The African worldview theory is essentially a combination of the classical and contemporary, continental and diasporic African overarching outlook on human experience and the natural and phenomenal world. It is distinguished from the worldviews of other peoples in so far as it is grounded in and grows out of African history and culture. African peoples' beliefs about God, nature, and major life rituals—such as birth, puberty, adulthood, marriage, elderhood, and death—exhibit enough commonalities to warrant being called an African worldview. These commonalities in many areas of the life-worlds and lived experiences of African peoples render interminable philosophical disputes and semantic discussions as to whether there exists a general or universal African worldview utterly unnecessary and unrewarding. One can know the African worldview by knowing what tasks are performed by a discussion of it.

The key tasks in any discussion of the African worldview are to bring to the fore what African worldview theorists mean by commonalities in African cultures and societies and to lay bare, in a critical and culturally grounded fashion, what many of these theorists are pointing to in their discussions of differences in and among the various African cultures and societies.

Contentions of Commonalities

Worldview theory is at work in all other cultures and societies, as a people cannot survive, and certainly cannot flourish, without creating and transgenerationally passing on systems and traditions of thinking (philosophy), belief (spirituality and/or religion), and values (axiology) that enable them to cope with the specific sociohistorical and cultural challenges of their milieu. In the classical world, African people laid the foundation for human culture and civilization and, throughout the continent, developed societies that rested on and revolved around similar systems of thought, belief, and values.

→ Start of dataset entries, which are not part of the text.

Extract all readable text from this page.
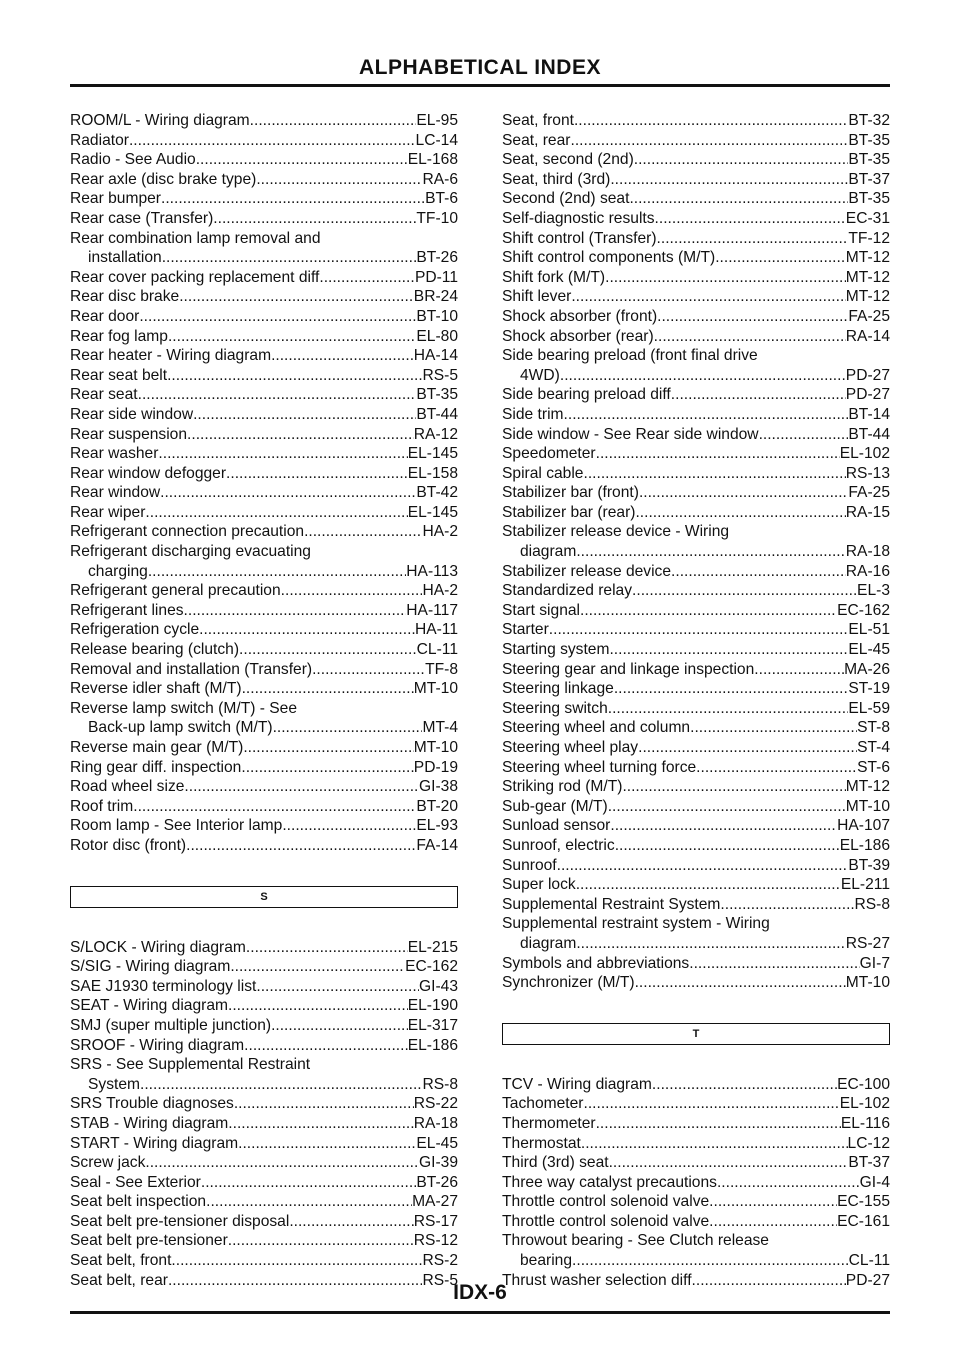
ALPHABETICAL INDEX
ROOM/L - Wiring diagram .....	EL-95
Radiator .....	LC-14
Radio - See Audio .....	EL-168
Rear axle (disc brake type) .....	RA-6
Rear bumper .....	BT-6
Rear case (Transfer) .....	TF-10
Rear combination lamp removal and
installation .....	BT-26
Rear cover packing replacement diff. .....	PD-11
Rear disc brake .....	BR-24
Rear door .....	BT-10
Rear fog lamp .....	EL-80
Rear heater - Wiring diagram .....	HA-14
Rear seat belt .....	RS-5
Rear seat .....	BT-35
Rear side window .....	BT-44
Rear suspension .....	RA-12
Rear washer .....	EL-145
Rear window defogger .....	EL-158
Rear window .....	BT-42
Rear wiper .....	EL-145
Refrigerant connection precaution .....	HA-2
Refrigerant discharging evacuating
charging .....	HA-113
Refrigerant general precaution .....	HA-2
Refrigerant lines .....	HA-117
Refrigeration cycle .....	HA-11
Release bearing (clutch) .....	CL-11
Removal and installation (Transfer) .....	TF-8
Reverse idler shaft (M/T) .....	MT-10
Reverse lamp switch (M/T) - See
Back-up lamp switch (M/T) .....	MT-4
Reverse main gear (M/T) .....	MT-10
Ring gear diff. inspection .....	PD-19
Road wheel size .....	GI-38
Roof trim .....	BT-20
Room lamp - See Interior lamp .....	EL-93
Rotor disc (front) .....	FA-14
S
S/LOCK - Wiring diagram .....	EL-215
S/SIG - Wiring diagram .....	EC-162
SAE J1930 terminology list .....	GI-43
SEAT - Wiring diagram .....	EL-190
SMJ (super multiple junction) .....	EL-317
SROOF - Wiring diagram .....	EL-186
SRS - See Supplemental Restraint
System .....	RS-8
SRS Trouble diagnoses .....	RS-22
STAB - Wiring diagram .....	RA-18
START - Wiring diagram .....	EL-45
Screw jack .....	GI-39
Seal - See Exterior .....	BT-26
Seat belt inspection .....	MA-27
Seat belt pre-tensioner disposal .....	RS-17
Seat belt pre-tensioner .....	RS-12
Seat belt, front .....	RS-2
Seat belt, rear .....	RS-5
Seat, front .....	BT-32
Seat, rear .....	BT-35
Seat, second (2nd) .....	BT-35
Seat, third (3rd) .....	BT-37
Second (2nd) seat .....	BT-35
Self-diagnostic results .....	EC-31
Shift control (Transfer) .....	TF-12
Shift control components (M/T) .....	MT-12
Shift fork (M/T) .....	MT-12
Shift lever .....	MT-12
Shock absorber (front) .....	FA-25
Shock absorber (rear) .....	RA-14
Side bearing preload (front final drive
4WD) .....	PD-27
Side bearing preload diff. .....	PD-27
Side trim .....	BT-14
Side window - See Rear side window .....	BT-44
Speedometer .....	EL-102
Spiral cable .....	RS-13
Stabilizer bar (front) .....	FA-25
Stabilizer bar (rear) .....	RA-15
Stabilizer release device - Wiring
diagram .....	RA-18
Stabilizer release device .....	RA-16
Standardized relay .....	EL-3
Start signal .....	EC-162
Starter .....	EL-51
Starting system .....	EL-45
Steering gear and linkage inspection .....	MA-26
Steering linkage .....	ST-19
Steering switch .....	EL-59
Steering wheel and column .....	ST-8
Steering wheel play .....	ST-4
Steering wheel turning force .....	ST-6
Striking rod (M/T) .....	MT-12
Sub-gear (M/T) .....	MT-10
Sunload sensor .....	HA-107
Sunroof, electric .....	EL-186
Sunroof .....	BT-39
Super lock .....	EL-211
Supplemental Restraint System .....	RS-8
Supplemental restraint system - Wiring
diagram .....	RS-27
Symbols and abbreviations .....	GI-7
Synchronizer (M/T) .....	MT-10
T
TCV - Wiring diagram .....	EC-100
Tachometer .....	EL-102
Thermometer .....	EL-116
Thermostat .....	LC-12
Third (3rd) seat .....	BT-37
Three way catalyst precautions .....	GI-4
Throttle control solenoid valve .....	EC-155
Throttle control solenoid valve .....	EC-161
Throwout bearing - See Clutch release
bearing .....	CL-11
Thrust washer selection diff. .....	PD-27
IDX-6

In the contemporary African world, which includes both continental and diasporic African peoples and cultures, major challenges and common experiences have emanated from, among other issues, African enslavement, the African Holocaust (maangamiz in Kiswahili), and the subsequent colonization of African peoples both on and off of the African continent. The similarities—though, to be sure, not identical nature—of the various thought, belief, and value systems of continental and diasporic African peoples have led many theorists to argue that there is indeed an African worldview. This worldview constitutes a combined continental and diasporic African perspective on life that sums up what Africans know about the world; how Africans evaluate the world, both rationally and emotionally; and how Africans respond to the world volitionally.

Discourse on Differences

Also important in terms of discussing the African worldview is the discourse on differences within African cultures and societies. This discourse, which generally compares and contrasts classical continental with contemporary diasporic African experiences, often argues that too much attention is paid to the commonalities of African peoples and cultures, without serious, substantiated social scientific investigations of the differences among these diverse groups. It is often argued that the phenomenal diversity of African life experiences, both before and after the African enslavement, holocaust, and colonization, did not simply problematize the unification of Africans but also made assertions of a collective worldview among African peoples seem utterly untenable.